当時としては長老に近いががまだ壮健。朱夏の父親代わりの存在。

横山三池(サンチ)

労務管理担当役人。アラサー。

世間師を生業として藩内を歩くことで得た経験を生かし、口入屋まがいの手腕で、藩内から鉄山へと労働力を供給している。

飄々と軽薄な雰囲気ではあるが、男だと偽って鉄山に入った朱夏にとって、本当は女だと事情を知っている三池は頼れる兄貴分である。

田中集成(シュウセイ)

三池より少し歳上の銑鉄技術者。高炉技術の研究に情熱を注ぐが、政治には関心がない。

なまじの武家よりも話が合う朱夏のことを気に入り、三池とともに相談に乗る。

なお、名前の本来の読みは「カズナリ」である。

荒船富男(トミオ)

鉄山の棒頭(現場監督)で人夫たちを酷使する。容貌は狐に似て、神経質だが同時に荒っぽい。

もとは上州で世間師をしており、三池とも交流があったため、何かと張り合っている。


小松川喬任(コマツガワ)

橋野鉄山を差配する旧武家。40代前半。

長崎で蘭学を学び、南部藩内に近代的な洋式高炉を導入したその人。

見た目は厳しいが清濁を併せ吞み、朱夏と透を鉄山の中核となる、ある事業に登用する。

滴(シズク)

1850(嘉永3)年生まれ

木地師と名乗り、盛岡で朱夏と透を助けた頼もしい姉御。
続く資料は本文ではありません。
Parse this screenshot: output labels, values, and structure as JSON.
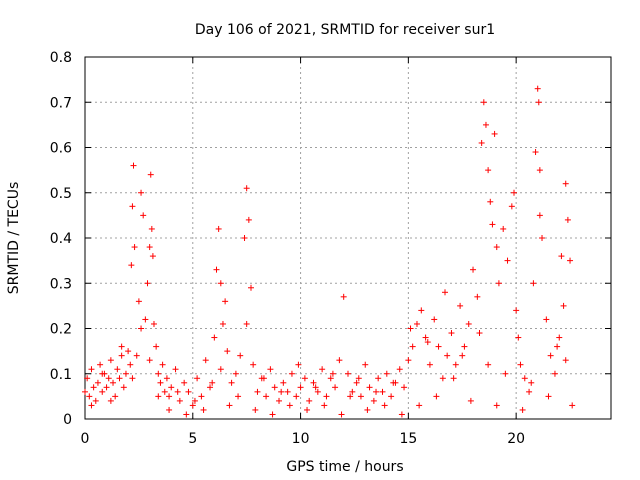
{
  "chart_data": {
    "type": "scatter",
    "title": "Day 106 of 2021, SRMTID for receiver sur1",
    "xlabel": "GPS time / hours",
    "ylabel": "SRMTID / TECUs",
    "xlim": [
      0,
      24.4
    ],
    "ylim": [
      0,
      0.8
    ],
    "grid": true,
    "marker": "+",
    "color": "#ff0000",
    "xticks": [
      0,
      5,
      10,
      15,
      20
    ],
    "xtick_labels": [
      "0",
      "5",
      "10",
      "15",
      "20"
    ],
    "yticks": [
      0,
      0.1,
      0.2,
      0.3,
      0.4,
      0.5,
      0.6,
      0.7,
      0.8
    ],
    "ytick_labels": [
      "0",
      "0.1",
      "0.2",
      "0.3",
      "0.4",
      "0.5",
      "0.6",
      "0.7",
      "0.8"
    ],
    "series": [
      {
        "name": "SRMTID",
        "x": [
          0.0,
          0.1,
          0.2,
          0.3,
          0.4,
          0.5,
          0.6,
          0.7,
          0.8,
          0.9,
          1.0,
          1.1,
          1.2,
          1.3,
          1.4,
          1.5,
          1.6,
          1.7,
          1.8,
          1.9,
          2.0,
          2.1,
          2.15,
          2.2,
          2.25,
          2.3,
          2.4,
          2.5,
          2.6,
          2.7,
          2.8,
          2.9,
          3.0,
          3.05,
          3.1,
          3.15,
          3.2,
          3.3,
          3.4,
          3.5,
          3.6,
          3.7,
          3.8,
          3.9,
          4.0,
          4.2,
          4.4,
          4.6,
          4.8,
          5.0,
          5.2,
          5.4,
          5.6,
          5.8,
          6.0,
          6.1,
          6.2,
          6.3,
          6.4,
          6.5,
          6.6,
          6.8,
          7.0,
          7.2,
          7.4,
          7.5,
          7.6,
          7.7,
          7.8,
          8.0,
          8.2,
          8.4,
          8.6,
          8.8,
          9.0,
          9.2,
          9.4,
          9.6,
          9.8,
          10.0,
          10.2,
          10.4,
          10.6,
          10.8,
          11.0,
          11.2,
          11.4,
          11.6,
          11.8,
          12.0,
          12.2,
          12.4,
          12.6,
          12.8,
          13.0,
          13.2,
          13.4,
          13.6,
          13.8,
          14.0,
          14.2,
          14.4,
          14.6,
          14.8,
          15.0,
          15.2,
          15.4,
          15.6,
          15.8,
          16.0,
          16.2,
          16.4,
          16.6,
          16.8,
          17.0,
          17.2,
          17.4,
          17.6,
          17.8,
          18.0,
          18.2,
          18.4,
          18.5,
          18.6,
          18.7,
          18.8,
          18.9,
          19.0,
          19.1,
          19.2,
          19.4,
          19.6,
          19.8,
          20.0,
          20.1,
          20.2,
          20.4,
          20.6,
          20.8,
          20.9,
          21.0,
          21.05,
          21.1,
          21.2,
          21.4,
          21.6,
          21.8,
          22.0,
          22.1,
          22.2,
          22.3,
          22.4,
          22.5,
          22.6,
          0.3,
          0.8,
          1.2,
          1.7,
          2.2,
          2.6,
          3.0,
          3.4,
          3.9,
          4.3,
          4.7,
          5.1,
          5.5,
          5.9,
          6.3,
          6.7,
          7.1,
          7.5,
          7.9,
          8.3,
          8.7,
          9.1,
          9.5,
          9.9,
          10.3,
          10.7,
          11.1,
          11.5,
          11.9,
          12.3,
          12.7,
          13.1,
          13.5,
          13.9,
          14.3,
          14.7,
          15.1,
          15.5,
          15.9,
          16.3,
          16.7,
          17.1,
          17.5,
          17.9,
          18.3,
          18.7,
          19.1,
          19.5,
          19.9,
          20.3,
          20.7,
          21.1,
          21.5,
          21.9,
          22.3
        ],
        "y": [
          0.06,
          0.09,
          0.05,
          0.11,
          0.07,
          0.04,
          0.08,
          0.12,
          0.06,
          0.1,
          0.07,
          0.09,
          0.13,
          0.08,
          0.05,
          0.11,
          0.09,
          0.14,
          0.07,
          0.1,
          0.15,
          0.12,
          0.34,
          0.47,
          0.56,
          0.38,
          0.14,
          0.26,
          0.5,
          0.45,
          0.22,
          0.3,
          0.38,
          0.54,
          0.42,
          0.36,
          0.21,
          0.16,
          0.1,
          0.08,
          0.12,
          0.06,
          0.09,
          0.05,
          0.07,
          0.11,
          0.04,
          0.08,
          0.06,
          0.03,
          0.09,
          0.05,
          0.13,
          0.07,
          0.18,
          0.33,
          0.42,
          0.3,
          0.21,
          0.26,
          0.15,
          0.08,
          0.1,
          0.14,
          0.4,
          0.51,
          0.44,
          0.29,
          0.12,
          0.06,
          0.09,
          0.05,
          0.11,
          0.07,
          0.04,
          0.08,
          0.06,
          0.1,
          0.05,
          0.07,
          0.09,
          0.04,
          0.08,
          0.06,
          0.11,
          0.05,
          0.09,
          0.07,
          0.13,
          0.27,
          0.1,
          0.06,
          0.08,
          0.05,
          0.12,
          0.07,
          0.04,
          0.09,
          0.06,
          0.1,
          0.05,
          0.08,
          0.11,
          0.07,
          0.13,
          0.16,
          0.21,
          0.24,
          0.18,
          0.12,
          0.22,
          0.16,
          0.09,
          0.14,
          0.19,
          0.12,
          0.25,
          0.16,
          0.21,
          0.33,
          0.27,
          0.61,
          0.7,
          0.65,
          0.55,
          0.48,
          0.43,
          0.63,
          0.38,
          0.3,
          0.42,
          0.35,
          0.47,
          0.24,
          0.18,
          0.12,
          0.09,
          0.06,
          0.3,
          0.59,
          0.73,
          0.7,
          0.45,
          0.4,
          0.22,
          0.14,
          0.1,
          0.18,
          0.36,
          0.25,
          0.52,
          0.44,
          0.35,
          0.03,
          0.03,
          0.1,
          0.04,
          0.16,
          0.09,
          0.2,
          0.13,
          0.05,
          0.02,
          0.06,
          0.01,
          0.04,
          0.02,
          0.08,
          0.11,
          0.03,
          0.05,
          0.21,
          0.02,
          0.09,
          0.01,
          0.06,
          0.03,
          0.12,
          0.02,
          0.07,
          0.03,
          0.1,
          0.01,
          0.05,
          0.09,
          0.02,
          0.06,
          0.03,
          0.08,
          0.01,
          0.2,
          0.03,
          0.17,
          0.05,
          0.28,
          0.09,
          0.14,
          0.04,
          0.19,
          0.12,
          0.03,
          0.1,
          0.5,
          0.02,
          0.08,
          0.55,
          0.05,
          0.16,
          0.13
        ]
      }
    ]
  }
}
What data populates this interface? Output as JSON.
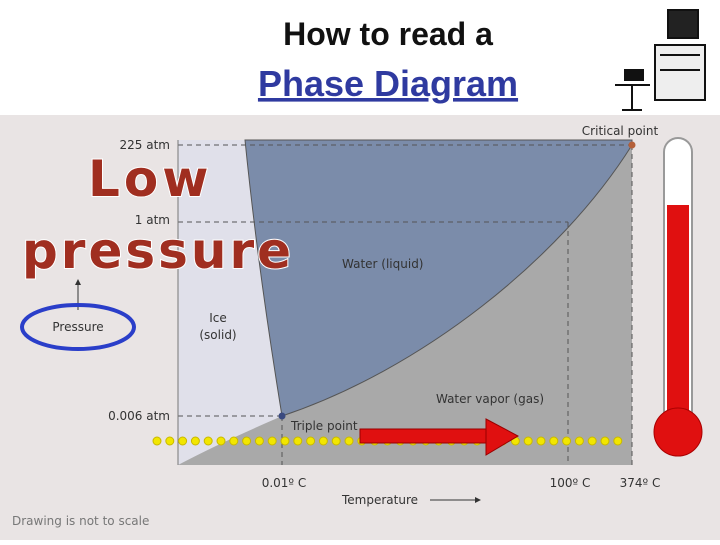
{
  "header": {
    "line1": "How to read a",
    "line2": "Phase Diagram"
  },
  "diagram": {
    "pressure_labels": [
      "225 atm",
      "1 atm",
      "0.006 atm"
    ],
    "temperature_labels": [
      "0.01º C",
      "100º C",
      "374º C"
    ],
    "critical_point": "Critical point",
    "triple_point": "Triple point",
    "regions": {
      "liquid": "Water (liquid)",
      "solid_1": "Ice",
      "solid_2": "(solid)",
      "gas": "Water vapor (gas)"
    },
    "y_axis": "Pressure",
    "x_axis": "Temperature",
    "note": "Drawing is not to scale"
  },
  "overlay": {
    "word1": "Low",
    "word2": "pressure"
  }
}
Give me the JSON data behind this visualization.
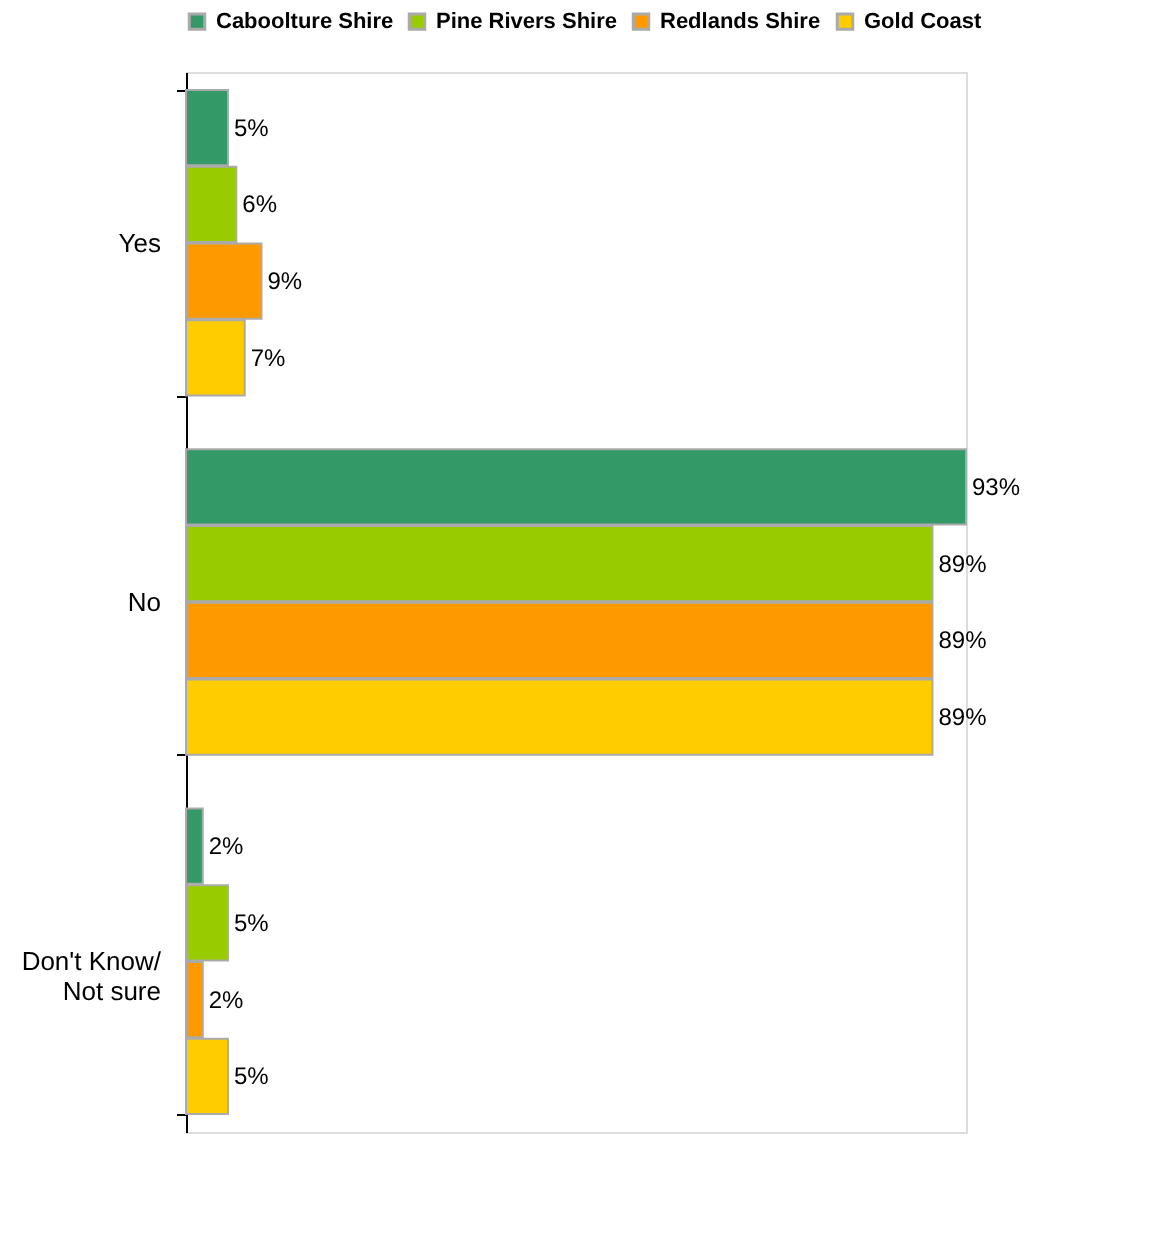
{
  "chart_data": {
    "type": "bar",
    "orientation": "horizontal",
    "categories": [
      "Yes",
      "No",
      "Don't Know/\nNot sure"
    ],
    "series": [
      {
        "name": "Caboolture Shire",
        "color": "#339966",
        "values": [
          5,
          93,
          2
        ],
        "value_labels": [
          "5%",
          "93%",
          "2%"
        ]
      },
      {
        "name": "Pine Rivers Shire",
        "color": "#99cc00",
        "values": [
          6,
          89,
          5
        ],
        "value_labels": [
          "6%",
          "89%",
          "5%"
        ]
      },
      {
        "name": "Redlands Shire",
        "color": "#ff9900",
        "values": [
          9,
          89,
          2
        ],
        "value_labels": [
          "9%",
          "89%",
          "2%"
        ]
      },
      {
        "name": "Gold Coast",
        "color": "#ffcc00",
        "values": [
          7,
          89,
          5
        ],
        "value_labels": [
          "7%",
          "89%",
          "5%"
        ]
      }
    ],
    "legend": "top",
    "grid": false
  }
}
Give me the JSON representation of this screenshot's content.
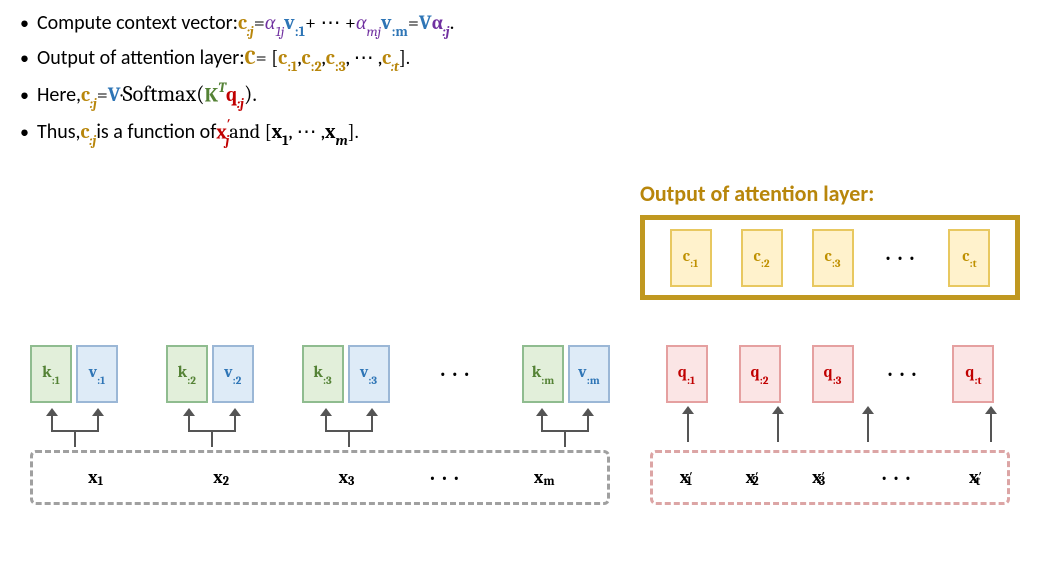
{
  "colors": {
    "gold": "#b8860b",
    "purple": "#7030a0",
    "blue": "#2e75b6",
    "green": "#548235",
    "red": "#c00000",
    "black": "#000000",
    "grey": "#888888",
    "box_gold_border": "#c09820",
    "box_gold_fill": "#fdf2cc",
    "tile_yellow_border": "#e8c860",
    "tile_yellow_fill": "#fff2cc",
    "tile_green_border": "#8fbc8f",
    "tile_green_fill": "#e2efda",
    "tile_blue_border": "#9bb7d6",
    "tile_blue_fill": "#deebf7",
    "tile_red_border": "#e5a0a0",
    "tile_red_fill": "#fbe5e5",
    "dashed_grey": "#a0a0a0",
    "dashed_red": "#dca5a5",
    "text_yellow": "#bf9000",
    "text_green": "#548235",
    "text_blue": "#2e75b6",
    "text_red": "#c00000"
  },
  "bullets": {
    "b1": {
      "label": "Compute context vector:   ",
      "c_sym": "c",
      "c_sub": ":j",
      "eq": " = ",
      "a1": "α",
      "a1_sub": "1j",
      "v1": "v",
      "v1_sub": ":1",
      "plus_dots": " + ⋯ + ",
      "am": "α",
      "am_sub": "mj",
      "vm": "v",
      "vm_sub": ":m",
      "eq2": "  =  ",
      "V": "V",
      "alpha": "α",
      "alpha_sub": ":j",
      "dot": "."
    },
    "b2": {
      "label": "Output of attention layer:   ",
      "C": "C",
      "eq": " = [",
      "c1": "c",
      "c1_sub": ":1",
      "comma1": ", ",
      "c2": "c",
      "c2_sub": ":2",
      "comma2": ", ",
      "c3": "c",
      "c3_sub": ":3",
      "comma3": ", ⋯ , ",
      "ct": "c",
      "ct_sub": ":t",
      "close": "]."
    },
    "b3": {
      "label": "Here,  ",
      "c": "c",
      "c_sub": ":j",
      "eq": " = ",
      "V": "V",
      "dot": " · ",
      "softmax": "Softmax(",
      "K": "K",
      "Ksup": "T",
      "q": "q",
      "q_sub": ":j",
      "close": ")."
    },
    "b4": {
      "label": "Thus, ",
      "c": "c",
      "c_sub": ":j",
      "mid": "  is a function of  ",
      "xj": "x",
      "xj_sup": "′",
      "xj_sub": "j",
      "and": "  and [",
      "x1": "x",
      "x1_sub": "1",
      "dots": ", ⋯ , ",
      "xm": "x",
      "xm_sub": "m",
      "close": "]."
    }
  },
  "diagram": {
    "out_title": "Output of attention layer:",
    "c_tiles": [
      {
        "sym": "c",
        "sub": ":1"
      },
      {
        "sym": "c",
        "sub": ":2"
      },
      {
        "sym": "c",
        "sub": ":3"
      },
      {
        "sym": "c",
        "sub": ":t"
      }
    ],
    "q_tiles": [
      {
        "sym": "q",
        "sub": ":1"
      },
      {
        "sym": "q",
        "sub": ":2"
      },
      {
        "sym": "q",
        "sub": ":3"
      },
      {
        "sym": "q",
        "sub": ":t"
      }
    ],
    "kv_pairs": [
      {
        "k_sub": ":1",
        "v_sub": ":1"
      },
      {
        "k_sub": ":2",
        "v_sub": ":2"
      },
      {
        "k_sub": ":3",
        "v_sub": ":3"
      },
      {
        "k_sub": ":m",
        "v_sub": ":m"
      }
    ],
    "k_sym": "k",
    "v_sym": "v",
    "x_left": [
      {
        "sym": "x",
        "sub": "1"
      },
      {
        "sym": "x",
        "sub": "2"
      },
      {
        "sym": "x",
        "sub": "3"
      },
      {
        "sym": "x",
        "sub": "m"
      }
    ],
    "x_right": [
      {
        "sym": "x",
        "sup": "′",
        "sub": "1"
      },
      {
        "sym": "x",
        "sup": "′",
        "sub": "2"
      },
      {
        "sym": "x",
        "sup": "′",
        "sub": "3"
      },
      {
        "sym": "x",
        "sup": "′",
        "sub": "t"
      }
    ],
    "dots": "· · ·"
  }
}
新聞を読むのが好き。

二人を浄法寺へと導き、商家「砂屋」の食客とする。

砂屋の経営を担い、漆の生育、競りの開催、天台寺との交渉、生産組合の結成など、

時代の流れに応じ、先を見据えた手を打っていこうと奮闘する。

蒔(マキ)

1854(嘉永7)年生まれ

座敷童のように福々しい見た目をした滴の妹。

圧倒的技術力で砂屋の塗り小屋を治める塗り師。

行商の男たちに強気に交渉するが、それは世間知らずの裏返しでもある。

透に塗りを教える中で、彼女自身も成長していく。

風陣(フウジン)

越前から浄法寺へやってきた越前衆の頭目。

大柄で髭面。ならず者のように見えるが、口調は柔らかく油断できない。

浄法寺に「殺し掻き」を導入し、越前の刃物を売って生産力を高める。

「旗屋」の食客として、砂屋に対抗する。

政(マサ)

天皇家の赦免状を持つ近江の木地師。風陣とともに旗屋の食客として活動する。

大柄な風陣とは対照的な小男で、ほとんど喋らないように見える。

やがて砂屋と旗屋の対立の中で、特殊な役回りを与えられるようになっていく。